« J’ai tout connu dans l’arbitrage, mais certaines choses relèvent de la volonté divine »
Vous avez été arbitre international, mais la CAN vous a manqué ?
Je n’aime pas trop revenir sur ce sujet. Le président de la Commission des arbitres de l’époque était un grand ami, un homme que je respecte énormément. Ce qui s’est passé, c’est le métier. Dans ce milieu, certaines situations peuvent survenir à tout moment. Quand cela arrive, on s’en remet simplement à la volonté divine.
Sinon, j’ai eu la chance de tout connaître dans ma carrière. J’étais l’un des rares arbitres à ne jamais échouer à un test physique. J’avais cette compréhension du jeu, héritée de mon passé de joueur. J’apportais des idées nouvelles, je dirigeais les matchs avec ma propre lecture. Mon style d’arbitrage n’était pas celui que la FIFA prônait à l’époque, mais c’était ma personnalité. Malheureusement, cela ne plaisait pas à tout le monde.

Vous dites ne pas avoir été accepté par certains. Pourquoi ?
Parce que certains pensaient que j’inventais ma manière d’arbitrer. En plus, on m’a souvent collé l’étiquette d’un arbitre proche de certains clubs guinéens. Ce genre d’accusations, c’est le revers du métier.
Aujourd’hui, avez-vous pardonné tous ceux qui vous ont accusé à tort ?
Évidemment. Une personne incapable de pardonner ne peut pas se dire croyante. Le pardon, c’est une valeur que j’ai reçue de mes parents. Le pardon, c’est pour Dieu. J’ai tourné la page, j’ai oublié, et je veux désormais me consacrer pleinement au football guinéen au-delà même de la FIA.

On parle souvent de votre lien avec l’Olympique de Marseille. Quelle est la véritable histoire ?
Mon père, qui était arbitre FIFA, voyageait beaucoup. Un jour, il est revenu de France avec un maillot de l’OM en cadeau. Depuis, je ne portais plus que ce maillot partout, tout le temps. Même lors des soirées de fin d’année avec mes amis, quand tout le monde était en costume, moi j’étais en maillot de Marseille ! C’est de là que vient mon surnom : Zico le Marseillais. Ce sont mes amis du club Kénitra de Janvion qui me l’ont donné, et il ne m’a jamais quitté.
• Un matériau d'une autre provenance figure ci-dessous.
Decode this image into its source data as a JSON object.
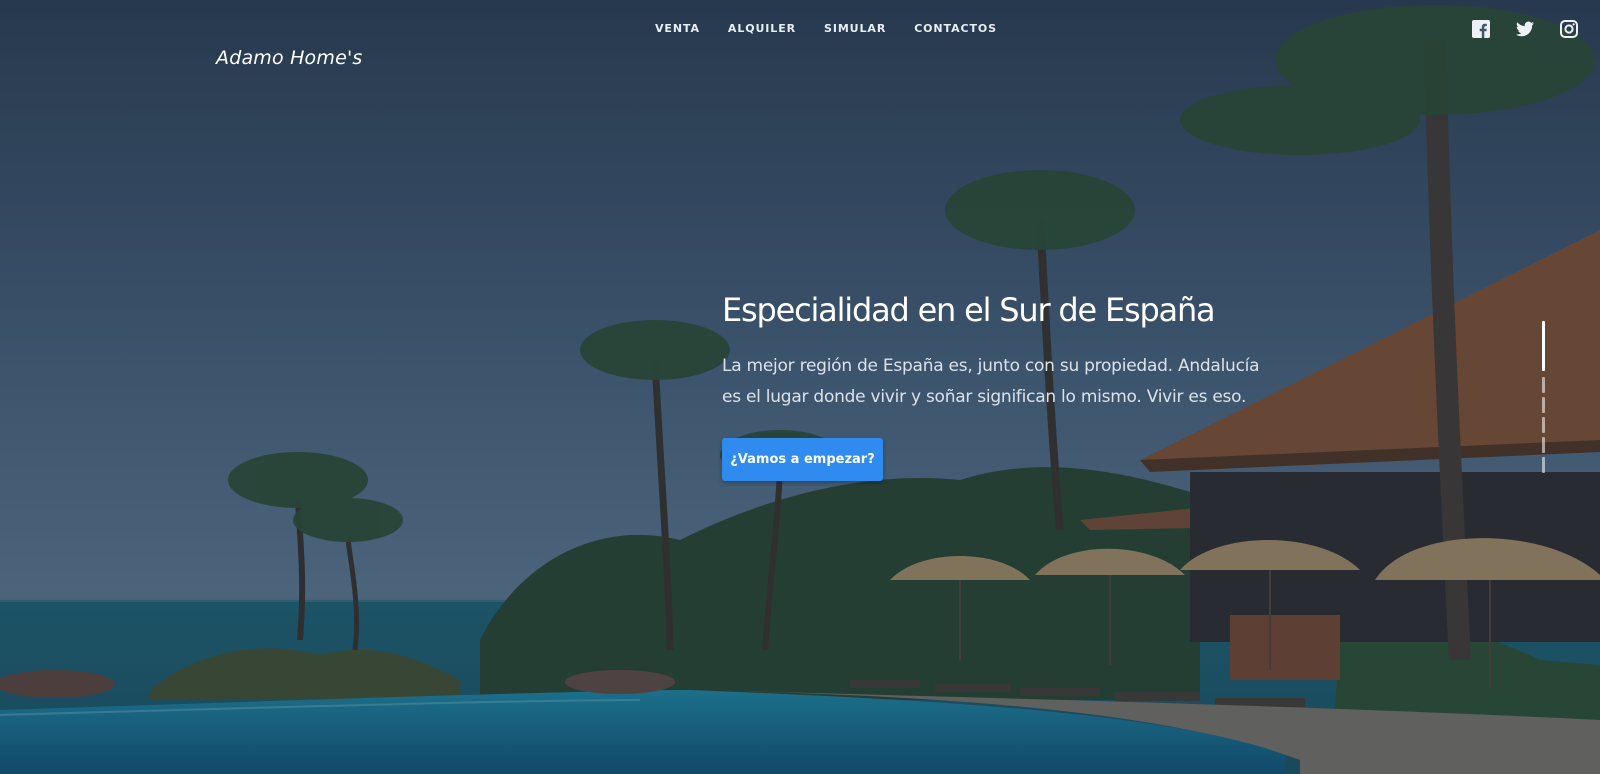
{
  "brand": {
    "logo": "Adamo Home's"
  },
  "nav": {
    "items": [
      {
        "label": "VENTA"
      },
      {
        "label": "ALQUILER"
      },
      {
        "label": "SIMULAR"
      },
      {
        "label": "CONTACTOS"
      }
    ]
  },
  "social": [
    {
      "icon": "facebook-icon"
    },
    {
      "icon": "twitter-icon"
    },
    {
      "icon": "instagram-icon"
    }
  ],
  "hero": {
    "title": "Especialidad en el Sur de España",
    "subtitle": "La mejor región de España es, junto con su propiedad. Andalucía es el lugar donde vivir y soñar significan lo mismo. Vivir es eso.",
    "cta_label": "¿Vamos a empezar?"
  },
  "slider": {
    "count": 6,
    "active": 1
  },
  "colors": {
    "accent": "#2f8bf0",
    "overlay": "#1e2d40"
  }
}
Vous êtes donc toujours supporter de l’OM ?
Marseillais à vie ! Mais attention… devant mon PDG, je suis parisien (rires).
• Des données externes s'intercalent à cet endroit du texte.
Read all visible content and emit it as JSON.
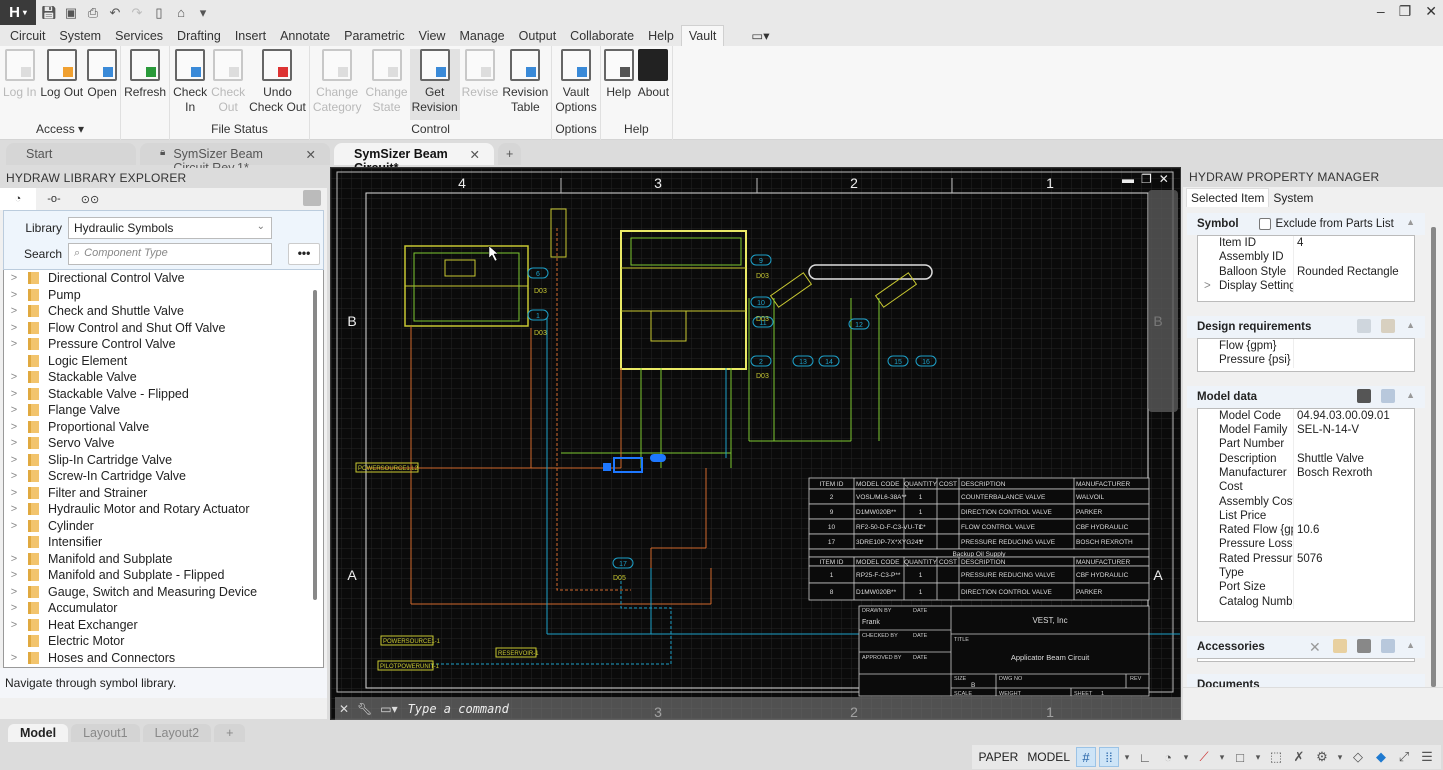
{
  "qat": {
    "app_button": "H",
    "icons": [
      "save-icon",
      "save-as-icon",
      "print-icon",
      "undo-icon",
      "redo-icon",
      "new-icon",
      "open-icon",
      "customize-icon"
    ]
  },
  "window": {
    "minimize": "–",
    "restore": "❐",
    "close": "✕"
  },
  "menu": {
    "tabs": [
      "Circuit",
      "System",
      "Services",
      "Drafting",
      "Insert",
      "Annotate",
      "Parametric",
      "View",
      "Manage",
      "Output",
      "Collaborate",
      "Help",
      "Vault"
    ],
    "active": "Vault"
  },
  "ribbon": {
    "groups": [
      {
        "label": "Access ▾",
        "buttons": [
          {
            "l1": "Log In",
            "l2": "",
            "disabled": true
          },
          {
            "l1": "Log Out",
            "l2": "",
            "disabled": false
          },
          {
            "l1": "Open",
            "l2": "",
            "disabled": false
          }
        ]
      },
      {
        "label": "",
        "buttons": [
          {
            "l1": "Refresh",
            "l2": "",
            "disabled": false
          }
        ]
      },
      {
        "label": "File Status",
        "buttons": [
          {
            "l1": "Check",
            "l2": "In",
            "disabled": false
          },
          {
            "l1": "Check",
            "l2": "Out",
            "disabled": true
          },
          {
            "l1": "Undo",
            "l2": "Check Out",
            "disabled": false
          }
        ]
      },
      {
        "label": "Control",
        "buttons": [
          {
            "l1": "Change",
            "l2": "Category",
            "disabled": true
          },
          {
            "l1": "Change",
            "l2": "State",
            "disabled": true
          },
          {
            "l1": "Get",
            "l2": "Revision",
            "disabled": false,
            "selected": true
          },
          {
            "l1": "Revise",
            "l2": "",
            "disabled": true
          },
          {
            "l1": "Revision",
            "l2": "Table",
            "disabled": false
          }
        ]
      },
      {
        "label": "Options",
        "buttons": [
          {
            "l1": "Vault",
            "l2": "Options",
            "disabled": false
          }
        ]
      },
      {
        "label": "Help",
        "buttons": [
          {
            "l1": "Help",
            "l2": "",
            "disabled": false
          },
          {
            "l1": "About",
            "l2": "",
            "disabled": false
          }
        ]
      }
    ]
  },
  "doc_tabs": [
    {
      "label": "Start",
      "active": false,
      "closable": false,
      "locked": false
    },
    {
      "label": "SymSizer Beam Circuit Rev.1*",
      "active": false,
      "closable": true,
      "locked": true
    },
    {
      "label": "SymSizer Beam Circuit*",
      "active": true,
      "closable": true,
      "locked": false
    }
  ],
  "new_tab": "+",
  "library_explorer": {
    "title": "HYDRAW LIBRARY EXPLORER",
    "library_label": "Library",
    "library_value": "Hydraulic Symbols",
    "search_label": "Search",
    "search_placeholder": "Component Type",
    "more_button": "•••",
    "items": [
      {
        "label": "Directional Control Valve",
        "expandable": true
      },
      {
        "label": "Pump",
        "expandable": true
      },
      {
        "label": "Check and Shuttle Valve",
        "expandable": true
      },
      {
        "label": "Flow Control and Shut Off Valve",
        "expandable": true
      },
      {
        "label": "Pressure Control Valve",
        "expandable": true
      },
      {
        "label": "Logic Element",
        "expandable": false
      },
      {
        "label": "Stackable Valve",
        "expandable": true
      },
      {
        "label": "Stackable Valve - Flipped",
        "expandable": true
      },
      {
        "label": "Flange Valve",
        "expandable": true
      },
      {
        "label": "Proportional Valve",
        "expandable": true
      },
      {
        "label": "Servo Valve",
        "expandable": true
      },
      {
        "label": "Slip-In Cartridge Valve",
        "expandable": true
      },
      {
        "label": "Screw-In Cartridge Valve",
        "expandable": true
      },
      {
        "label": "Filter and Strainer",
        "expandable": true
      },
      {
        "label": "Hydraulic Motor and Rotary Actuator",
        "expandable": true
      },
      {
        "label": "Cylinder",
        "expandable": true
      },
      {
        "label": "Intensifier",
        "expandable": false
      },
      {
        "label": "Manifold and Subplate",
        "expandable": true
      },
      {
        "label": "Manifold and Subplate - Flipped",
        "expandable": true
      },
      {
        "label": "Gauge, Switch and Measuring Device",
        "expandable": true
      },
      {
        "label": "Accumulator",
        "expandable": true
      },
      {
        "label": "Heat Exchanger",
        "expandable": true
      },
      {
        "label": "Electric Motor",
        "expandable": false
      },
      {
        "label": "Hoses and Connectors",
        "expandable": true
      }
    ],
    "status": "Navigate through symbol library."
  },
  "drawing": {
    "col_labels": [
      "4",
      "3",
      "2",
      "1"
    ],
    "row_labels": [
      "B",
      "A"
    ],
    "bom_headers": [
      "ITEM ID",
      "MODEL CODE",
      "QUANTITY",
      "COST",
      "DESCRIPTION",
      "MANUFACTURER"
    ],
    "bom_rows": [
      [
        "2",
        "VOSL/ML6-38A**",
        "1",
        "",
        "COUNTERBALANCE VALVE",
        "WALVOIL"
      ],
      [
        "9",
        "D1MW020B**",
        "1",
        "",
        "DIRECTION CONTROL VALVE",
        "PARKER"
      ],
      [
        "10",
        "RF2-50-D-F-C3-VU-TC*",
        "1",
        "",
        "FLOW CONTROL VALVE",
        "CBF HYDRAULIC"
      ],
      [
        "17",
        "3DRE10P-7X*XYG24**",
        "1",
        "",
        "PRESSURE REDUCING VALVE",
        "BOSCH REXROTH"
      ]
    ],
    "bom_subtitle": "Backup Oil Supply",
    "bom2_rows": [
      [
        "1",
        "RP25-F-C3-P**",
        "1",
        "",
        "PRESSURE REDUCING VALVE",
        "CBF HYDRAULIC"
      ],
      [
        "8",
        "D1MW020B**",
        "1",
        "",
        "DIRECTION CONTROL VALVE",
        "PARKER"
      ]
    ],
    "title_block": {
      "drawn_by_label": "DRAWN BY",
      "date_label": "DATE",
      "drawn_by": "Frank",
      "checked_by_label": "CHECKED BY",
      "approved_by_label": "APPROVED BY",
      "company": "VEST, Inc",
      "title_label": "TITLE",
      "title": "Applicator Beam Circuit",
      "size_label": "SIZE",
      "size": "B",
      "dwg_no_label": "DWG NO",
      "rev_label": "REV",
      "scale_label": "SCALE",
      "weight_label": "WEIGHT",
      "sheet_label": "SHEET",
      "sheet": "1"
    },
    "tags": [
      "POWERSOURCE1.L2",
      "POWERSOURCE1-1",
      "RESERVOIR-1",
      "PILOTPOWERUNIT-1",
      "PLC OUTPUT"
    ],
    "balloons": [
      "6",
      "1",
      "9",
      "10",
      "11",
      "12",
      "2",
      "13",
      "14",
      "15",
      "16",
      "17"
    ],
    "refs": [
      "D03",
      "D03",
      "D03",
      "D03",
      "D03",
      "D05"
    ]
  },
  "command": {
    "placeholder": "Type a command"
  },
  "property_manager": {
    "title": "HYDRAW PROPERTY MANAGER",
    "tabs": [
      "Selected Item",
      "System"
    ],
    "symbol": {
      "title": "Symbol",
      "exclude_label": "Exclude from Parts List",
      "exclude_checked": false,
      "rows": [
        {
          "k": "Item ID",
          "v": "4"
        },
        {
          "k": "Assembly ID",
          "v": ""
        },
        {
          "k": "Balloon Style",
          "v": "Rounded Rectangle"
        },
        {
          "k": "Display Setting",
          "v": "",
          "expandable": true
        }
      ]
    },
    "design": {
      "title": "Design requirements",
      "rows": [
        {
          "k": "Flow {gpm}",
          "v": ""
        },
        {
          "k": "Pressure {psi}",
          "v": ""
        }
      ]
    },
    "model": {
      "title": "Model data",
      "rows": [
        {
          "k": "Model Code",
          "v": "04.94.03.00.09.01"
        },
        {
          "k": "Model Family",
          "v": "SEL-N-14-V"
        },
        {
          "k": "Part Number",
          "v": ""
        },
        {
          "k": "Description",
          "v": "Shuttle Valve"
        },
        {
          "k": "Manufacturer",
          "v": "Bosch Rexroth"
        },
        {
          "k": "Cost",
          "v": ""
        },
        {
          "k": "Assembly Cost",
          "v": ""
        },
        {
          "k": "List Price",
          "v": ""
        },
        {
          "k": "Rated Flow {gp",
          "v": "10.6"
        },
        {
          "k": "Pressure Loss",
          "v": ""
        },
        {
          "k": "Rated Pressure",
          "v": "5076"
        },
        {
          "k": "Type",
          "v": ""
        },
        {
          "k": "Port Size",
          "v": ""
        },
        {
          "k": "Catalog Numbe",
          "v": ""
        }
      ]
    },
    "accessories": {
      "title": "Accessories"
    },
    "documents": {
      "title": "Documents"
    }
  },
  "layout_tabs": [
    {
      "label": "Model",
      "active": true
    },
    {
      "label": "Layout1",
      "active": false
    },
    {
      "label": "Layout2",
      "active": false
    }
  ],
  "layout_add": "+",
  "statusbar": {
    "paper": "PAPER",
    "model": "MODEL"
  },
  "colors": {
    "canvas": "#0b0b0b",
    "yellow": "#c8c832",
    "green": "#7ec832",
    "orange": "#d2692d",
    "cyan": "#1ea0c8",
    "selected": "#1e78ff"
  }
}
Et vos enfants ? Vous les imaginez suivre vos traces dans le sport ?
Ils choisiront leur propre voie. Mon souhait, bien sûr, serait de les voir devenir médecin ou militaire, pour servir notre nation guinéenne, inch’Allah. Mais je respecterai leur choix.
Un dernier mot pour les jeunes qui rêvent de marcher sur vos pas ?
En tant que formateur et éducateur, je leur dirais d’abord d’être respectueux dans la vie. Le respect ouvre toutes les portes. Et surtout, qu’ils acceptent de s’informer et de se former, quel que soit le domaine qu’ils choisissent. La réussite passe toujours par la discipline et la connaissance.